Do Not Fall For The Working Hard Versus Smart Fallacy
Much has been written and said lately about the sometimes fetishized startup work culture. The two camps seem to divide along the lines of “hustle hard and be proud of it” on the one hand and “scientific studies prove that working endless hours does not create useful results — plus: You should have a life” on the other.
I believe (and have written before) that the reality lies (as so often) somewhere in the middle. Generally speaking, I think you should protect your sleep, have a social life (as it has many benefits), eat well and work focused. Moreover, sometimes you have to burn the midnight oil — as this is just the reality of startups.
There is one big fallacy which most of us fall for — let’s call it the “working hard vs. smart fallacy”. The story goes something like this: It takes a young locksmith more than an hour to unlock a door. He is working hard, trying his best — and once done; he gets a nice tip for all his (visibly) hard work. As the locksmith gets older and more experienced, he also gets faster — what took him an hour only takes him a minute after years of deliberate practice.
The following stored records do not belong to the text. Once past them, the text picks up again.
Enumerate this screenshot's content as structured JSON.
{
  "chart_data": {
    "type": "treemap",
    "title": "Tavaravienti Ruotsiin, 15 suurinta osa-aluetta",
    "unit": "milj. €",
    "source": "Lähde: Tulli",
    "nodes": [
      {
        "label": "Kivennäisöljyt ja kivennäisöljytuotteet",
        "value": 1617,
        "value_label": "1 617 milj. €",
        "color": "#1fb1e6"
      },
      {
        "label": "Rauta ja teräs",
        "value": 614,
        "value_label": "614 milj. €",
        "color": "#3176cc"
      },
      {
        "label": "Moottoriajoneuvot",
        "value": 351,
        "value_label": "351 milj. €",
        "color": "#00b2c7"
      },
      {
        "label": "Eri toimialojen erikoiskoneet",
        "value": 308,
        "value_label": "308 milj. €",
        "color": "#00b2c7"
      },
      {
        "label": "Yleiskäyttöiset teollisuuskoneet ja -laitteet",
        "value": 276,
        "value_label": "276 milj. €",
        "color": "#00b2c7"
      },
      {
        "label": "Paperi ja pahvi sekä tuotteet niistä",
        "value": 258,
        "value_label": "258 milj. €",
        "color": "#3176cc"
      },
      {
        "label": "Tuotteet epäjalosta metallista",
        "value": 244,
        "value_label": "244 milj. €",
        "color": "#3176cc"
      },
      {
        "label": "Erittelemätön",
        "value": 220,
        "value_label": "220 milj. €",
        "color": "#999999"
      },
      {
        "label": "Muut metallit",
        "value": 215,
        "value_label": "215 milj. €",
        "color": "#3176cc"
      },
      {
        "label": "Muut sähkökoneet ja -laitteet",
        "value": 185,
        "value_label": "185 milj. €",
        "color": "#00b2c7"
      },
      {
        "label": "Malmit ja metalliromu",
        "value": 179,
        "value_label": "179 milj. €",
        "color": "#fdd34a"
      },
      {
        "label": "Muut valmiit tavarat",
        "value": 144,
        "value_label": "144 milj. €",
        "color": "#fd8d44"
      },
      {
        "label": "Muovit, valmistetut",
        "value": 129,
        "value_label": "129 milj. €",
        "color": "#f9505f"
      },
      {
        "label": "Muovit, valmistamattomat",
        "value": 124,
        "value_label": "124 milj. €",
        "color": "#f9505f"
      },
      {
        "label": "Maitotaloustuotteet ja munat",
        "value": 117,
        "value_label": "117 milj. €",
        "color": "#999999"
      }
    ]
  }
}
However, once he can open doors in minutes and even seconds, people stop giving him tips — as they feel he did not work hard enough.
We all too often mistakenly value the subjective quality of work (how hard we work) instead of the output (what we achieve). Which is stupid — as all that matters is output, not input.
Focus your energy on doing smart work and turn your attention to outputs instead of falling for the fallacy of looking at inputs and derive your judgment and value from those.